The 16" with M1 Max, 64GB RAM, 4TB SSD, is $4899, still less than a single XDR monitor. 14" with M1 Pro, 32GB RAM, 1TB SSD (get a cheap thunderbolt drive for storage) is $2899, almost reasonable.

I'm not, I think, actually getting this; the iPad Air satisfies my portable needs at present. I want the M1 Max in a Mini format, so I can wire up any monitor (not a $6000 XDR).

But if I took a new dayjob, I'd do it in a minute.

The Death of iTunes

So, I was listening to my last playlist, and realized I don't own one of the albums, so I figure I'll grab it off iTunes…

No iTunes app. No "show in iTune Store" action on the album page (Share has since shown back up, because Apple Music is non-deterministic). There's an iTunes Store on my phone, but I want to download it here on my desktop. Fine, where's the store page. It's… missing. After some duck searches, turns out you have to open Apple Music Preferences, check "iTunes Store" in a little grid. I didn't deselect this, it came deselected, meaning NOBODY is going to see it.

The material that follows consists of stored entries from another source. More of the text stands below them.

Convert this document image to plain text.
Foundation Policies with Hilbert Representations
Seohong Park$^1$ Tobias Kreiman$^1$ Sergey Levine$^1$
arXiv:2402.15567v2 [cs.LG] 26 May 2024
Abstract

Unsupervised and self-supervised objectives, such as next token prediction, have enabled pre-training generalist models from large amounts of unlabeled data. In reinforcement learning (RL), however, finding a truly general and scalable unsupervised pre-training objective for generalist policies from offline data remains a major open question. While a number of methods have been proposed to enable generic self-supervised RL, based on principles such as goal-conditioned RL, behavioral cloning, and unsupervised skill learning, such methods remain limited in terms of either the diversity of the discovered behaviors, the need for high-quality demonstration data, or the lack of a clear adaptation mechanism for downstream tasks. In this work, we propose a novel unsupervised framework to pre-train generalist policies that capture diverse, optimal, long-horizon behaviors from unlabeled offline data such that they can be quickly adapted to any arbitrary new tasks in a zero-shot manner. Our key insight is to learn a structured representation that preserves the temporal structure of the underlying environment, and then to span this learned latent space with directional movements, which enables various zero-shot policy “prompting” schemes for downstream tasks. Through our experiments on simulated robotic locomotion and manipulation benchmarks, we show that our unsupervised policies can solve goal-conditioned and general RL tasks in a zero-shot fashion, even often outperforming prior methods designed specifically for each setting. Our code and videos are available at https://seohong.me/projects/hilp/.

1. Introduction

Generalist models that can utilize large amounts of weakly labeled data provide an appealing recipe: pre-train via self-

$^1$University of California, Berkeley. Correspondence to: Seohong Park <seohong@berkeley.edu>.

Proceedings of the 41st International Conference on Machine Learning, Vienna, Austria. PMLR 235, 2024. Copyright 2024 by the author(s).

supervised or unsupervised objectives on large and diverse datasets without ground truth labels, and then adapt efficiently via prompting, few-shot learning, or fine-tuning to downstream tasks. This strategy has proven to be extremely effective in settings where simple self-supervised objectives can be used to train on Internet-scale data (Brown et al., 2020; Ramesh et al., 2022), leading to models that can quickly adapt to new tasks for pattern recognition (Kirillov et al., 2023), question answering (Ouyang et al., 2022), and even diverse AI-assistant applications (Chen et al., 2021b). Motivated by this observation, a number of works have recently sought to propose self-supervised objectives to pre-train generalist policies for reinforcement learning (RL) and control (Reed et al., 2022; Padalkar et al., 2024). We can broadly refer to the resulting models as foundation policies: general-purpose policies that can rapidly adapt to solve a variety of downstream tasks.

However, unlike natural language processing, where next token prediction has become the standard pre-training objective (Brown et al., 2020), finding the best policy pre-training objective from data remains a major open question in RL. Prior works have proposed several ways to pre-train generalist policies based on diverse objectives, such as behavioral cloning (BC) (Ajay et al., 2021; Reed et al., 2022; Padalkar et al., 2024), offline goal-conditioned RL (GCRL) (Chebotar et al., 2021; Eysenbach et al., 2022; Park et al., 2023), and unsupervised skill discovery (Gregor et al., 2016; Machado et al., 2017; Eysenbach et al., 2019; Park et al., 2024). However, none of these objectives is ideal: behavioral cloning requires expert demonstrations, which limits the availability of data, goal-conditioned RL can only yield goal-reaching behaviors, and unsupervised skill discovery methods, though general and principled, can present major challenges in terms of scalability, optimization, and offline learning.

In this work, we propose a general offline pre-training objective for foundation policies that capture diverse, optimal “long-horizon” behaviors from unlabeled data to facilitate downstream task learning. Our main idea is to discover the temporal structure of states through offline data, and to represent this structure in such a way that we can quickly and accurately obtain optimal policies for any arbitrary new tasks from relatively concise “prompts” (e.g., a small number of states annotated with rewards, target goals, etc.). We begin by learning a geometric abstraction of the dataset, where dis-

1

Once that's done, Store is back in the sidebar, and clicking it shows the good old storefront, account links, etc. But how do you search? Search box just shows Apple Music (streaming). WAAAAAY up in the top-right corner is a selector for Songs or Store. Now I'm on the album. And it's $8.99. Yeah, there's no DRM, but you know, I can get this elsewhere.

So I went over to 'zon and bought a used CD (a little cheaper), because I can rip that lossless. At least they want my money.

And like that, with no announcement, Apple killed their store.

What Are You Doing, iCloud?

I often use Pythonista for automation or just code goofing off on the iPad. And unfortunately, the only ways Apple has allowed to get files into it are:

  1. Download with some other app (Dropbox or Readdle Documents, mostly) and share, one-way into it and no way out like a roach motel, or
  2. Put the file in iCloud, and it "should" sync automatically.

This is 100% an Apple policy problem, #1 demonstrates other apps can use networking just fine.

So on Mac I open iCloud (only in Finder, it's a stupid long path in shell), Pythonista3, try dragging the now-annoying disappearing proxy icon… can't drag it. So up a folder and I can drag THAT into shell.

Now in my CodePy folder, ln -s LONGICLOUDPATH icloud and voila, convenient access. Move my working project in there.

Make changes to a file, look in Pythonista, and it's all good. Make a new file, wait… it never shows up. Finally I open Files app on iPad, see if it's there, and NOW it syncs.

Maybe Pythonista is getting old and missed a notification, I notice the keyboard row isn't coming up, but Apple's incompetent garbage service iCloud/MobileMe/iTools has been failing to sync files for 15 FUCKING YEARS NOW, and I'm goddamned sick and tired of it.

This is why I give Dropbox money every month, because their syncing always works.